How voice-search technology listens to and spits out information is a complex endeavour, but Google has attempted to explain what mechanisms make its voice-search app work in a new research paper.
Google's search app for iOS.
(Screenshot by Jason Parker/CNET)
Basically, it boils down to data, and lots of it.
According to Google, more data improves all web services. This may seem obvious, but for better speech recognition, it doesn't only mean a sheer amount of data, but also how that data is organised. Google's voice-search technology mainly uses data from anonymous queries on Google.com to get the information it needs.
"The language model is the component of a speech recogniser that assigns a probability to the next word in a sentence given the previous ones," Google research scientist Ciprian Chelba wrote in a blog post about the research. "As an example, if the previous words are 'New York', the model would assign a higher probability to 'pizza' than, say, 'granola'."

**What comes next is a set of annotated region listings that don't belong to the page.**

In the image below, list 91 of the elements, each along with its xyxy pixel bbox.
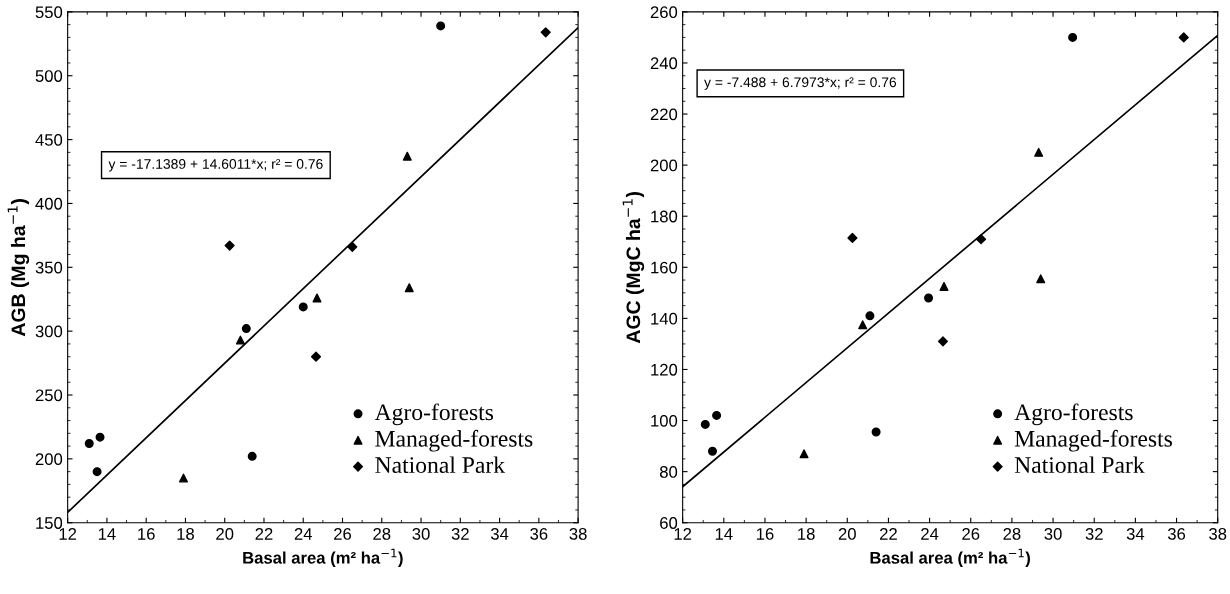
x-tick-label: 28 bbox=[1003, 528, 1021, 540]
point bbox=[1068, 32, 1078, 42]
y-tick-label: 300 bbox=[35, 325, 63, 338]
point bbox=[224, 240, 235, 251]
point bbox=[1178, 32, 1189, 43]
x-tick-label: 22 bbox=[880, 528, 897, 540]
point bbox=[235, 335, 245, 345]
y-tick-label: 450 bbox=[35, 133, 63, 146]
point bbox=[799, 449, 809, 459]
y-tick-label: 120 bbox=[651, 363, 678, 376]
point bbox=[858, 320, 868, 330]
x-tick-label: 16 bbox=[138, 528, 155, 540]
y-tick-label: 160 bbox=[651, 261, 678, 274]
x-tick-label: 16 bbox=[756, 528, 774, 540]
point bbox=[241, 324, 251, 334]
annotation: y = -7.488 + 6.7973*x; r² = 0.76 bbox=[704, 77, 897, 90]
y-tick-label: 240 bbox=[650, 57, 678, 70]
point bbox=[712, 410, 722, 420]
x-tick-label: 28 bbox=[373, 528, 391, 540]
point bbox=[178, 473, 188, 483]
x-tick-label: 32 bbox=[1085, 528, 1103, 540]
x-tick-label: 32 bbox=[451, 528, 469, 540]
y-tick-label: 200 bbox=[35, 453, 63, 466]
y-tick-label: 60 bbox=[660, 517, 678, 529]
x-axis-title: Basal area (m² ha$^{−1}$) bbox=[243, 548, 403, 568]
x-tick-label: 22 bbox=[255, 528, 273, 540]
legend-label: Managed-forests bbox=[1014, 429, 1172, 452]
x-tick-label: 14 bbox=[98, 528, 116, 540]
x-tick-label: 18 bbox=[798, 528, 815, 540]
x-tick-label: 18 bbox=[177, 528, 194, 540]
annotation: y = -17.1389 + 14.6011*x; r² = 0.76 bbox=[108, 159, 323, 172]
y-tick-label: 500 bbox=[35, 70, 63, 82]
point bbox=[92, 467, 102, 477]
y-tick-label: 140 bbox=[651, 312, 678, 325]
y-tick-label: 220 bbox=[650, 108, 678, 121]
point bbox=[404, 283, 414, 293]
point bbox=[310, 351, 322, 362]
point bbox=[1034, 147, 1044, 157]
y-axis-title: AGB (Mg ha$^{−1}$) bbox=[7, 199, 30, 337]
x-tick-label: 12 bbox=[59, 528, 77, 540]
point bbox=[707, 446, 717, 456]
legend-label: Agro-forests bbox=[1014, 403, 1133, 426]
y-tick-label: 250 bbox=[35, 389, 63, 402]
y-tick-label: 550 bbox=[35, 6, 63, 19]
y-tick-label: 260 bbox=[650, 6, 678, 19]
x-tick-label: 26 bbox=[962, 528, 980, 540]
point bbox=[84, 439, 94, 449]
point bbox=[700, 419, 710, 429]
point bbox=[1036, 274, 1046, 284]
point bbox=[939, 281, 949, 291]
x-tick-label: 24 bbox=[921, 528, 939, 540]
point bbox=[402, 151, 412, 161]
point bbox=[847, 232, 858, 244]
x-tick-label: 20 bbox=[216, 528, 234, 540]
legend-label: National Park bbox=[375, 456, 506, 474]
x-tick-label: 36 bbox=[530, 528, 548, 540]
x-tick-label: 14 bbox=[715, 528, 733, 540]
point bbox=[975, 234, 987, 245]
x-tick-label: 30 bbox=[412, 528, 430, 540]
point bbox=[347, 241, 358, 252]
x-tick-label: 34 bbox=[490, 528, 509, 540]
y-tick-label: 400 bbox=[35, 197, 63, 210]
point bbox=[865, 311, 875, 321]
legend-label: National Park bbox=[1014, 456, 1145, 474]
x-axis-title: Basal area (m² ha$^{−1}$) bbox=[870, 548, 1030, 568]
x-tick-label: 38 bbox=[1209, 528, 1227, 540]
y-tick-label: 100 bbox=[651, 414, 678, 427]
point bbox=[924, 293, 934, 303]
y-axis-title: AGC (MgC ha$^{−1}$) bbox=[622, 192, 645, 344]
point bbox=[540, 27, 551, 38]
x-tick-label: 30 bbox=[1044, 528, 1062, 540]
x-tick-label: 26 bbox=[334, 528, 352, 540]
y-tick-label: 80 bbox=[659, 466, 678, 478]
x-tick-label: 38 bbox=[569, 528, 587, 540]
x-tick-label: 34 bbox=[1126, 528, 1145, 540]
y-tick-label: 180 bbox=[651, 210, 678, 223]
legend-label: Agro-forests bbox=[374, 403, 494, 426]
x-tick-label: 24 bbox=[294, 528, 313, 540]
y-tick-label: 150 bbox=[36, 517, 63, 529]
point bbox=[298, 302, 308, 312]
x-tick-label: 20 bbox=[838, 528, 856, 540]
point bbox=[247, 451, 257, 461]
legend-label: Managed-forests bbox=[375, 429, 533, 452]
point bbox=[937, 336, 949, 347]
y-tick-label: 200 bbox=[650, 159, 678, 172]
y-tick-label: 350 bbox=[35, 261, 63, 274]
point bbox=[871, 427, 881, 437]
point bbox=[95, 432, 105, 442]
x-tick-label: 36 bbox=[1167, 528, 1186, 540]
point bbox=[436, 21, 446, 31]
x-tick-label: 12 bbox=[674, 528, 692, 540]
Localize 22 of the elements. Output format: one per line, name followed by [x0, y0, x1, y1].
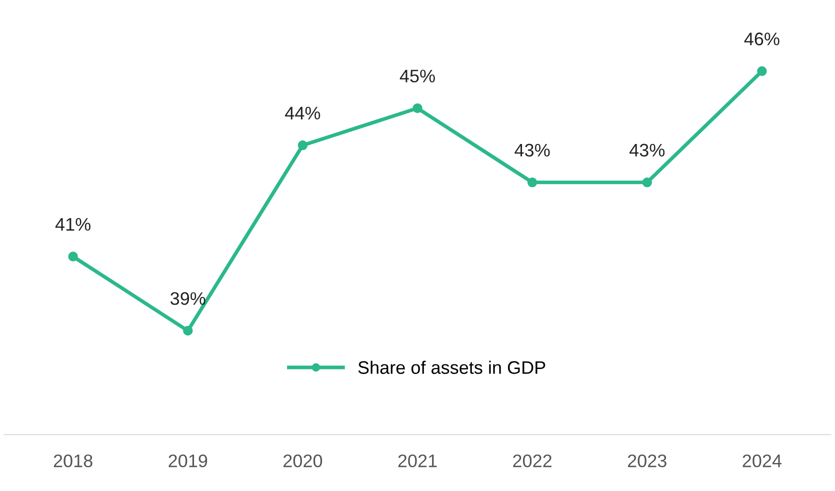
point — [412, 103, 422, 114]
x-tick-label: 2018 — [54, 454, 92, 468]
point — [757, 66, 767, 76]
legend-label: Share of assets in GDP — [358, 360, 546, 374]
data-label: 44% — [285, 106, 320, 120]
data-label: 39% — [170, 292, 206, 305]
point — [298, 140, 308, 150]
x-tick-label: 2022 — [513, 454, 552, 468]
point — [527, 178, 538, 188]
x-tick-label: 2024 — [742, 454, 782, 468]
data-label: 43% — [629, 144, 665, 157]
x-tick-label: 2021 — [398, 454, 437, 468]
data-label: 46% — [744, 32, 780, 46]
point — [183, 326, 193, 336]
data-label: 41% — [55, 218, 90, 231]
data-label: 43% — [514, 144, 550, 157]
point — [642, 178, 652, 188]
x-tick-label: 2023 — [628, 454, 666, 468]
x-tick-label: 2019 — [168, 454, 208, 468]
point — [68, 252, 78, 262]
data-label: 45% — [400, 70, 435, 82]
x-tick-label: 2020 — [284, 454, 322, 468]
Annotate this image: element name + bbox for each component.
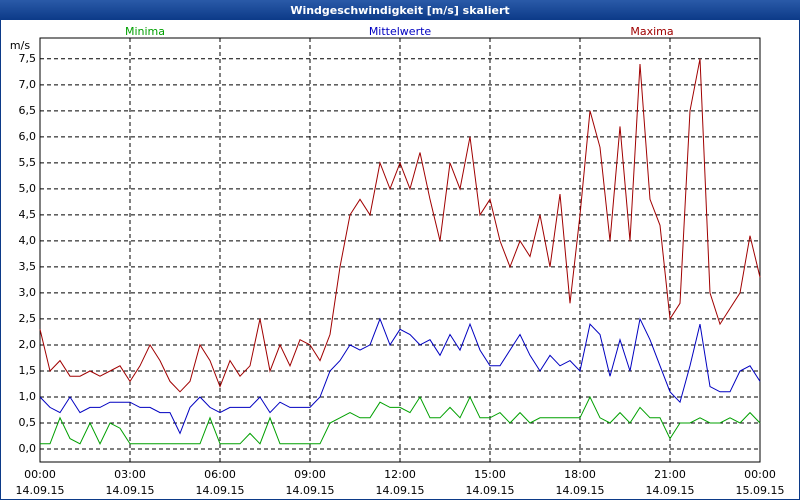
data-line bbox=[40, 395, 761, 445]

In conducting its voice-search evaluations, Google scientists used up to 230 billion words from "a random sample of anonymised queries from Google.com that did not trigger spelling correction".
Chelba concluded that with such a big dataset, word-error rate can be reduced by 6 per cent to 10 per cent; and for systems with an even wider range of operating points, word-error reduction can be between 17 per cent and 52 per cent.
Google's new voice-search technology app, which looks to be directly competing with Apple's Siri, was launched yesterday. The software went out as part of an update to Google's search application for iOS, provides contextual, spoken results for voice queries and serves up web searches for everything else. According to a CNET review, this app gives Siri a run for her money. It is lightning fast, has a clean layout and gives highly accurate results.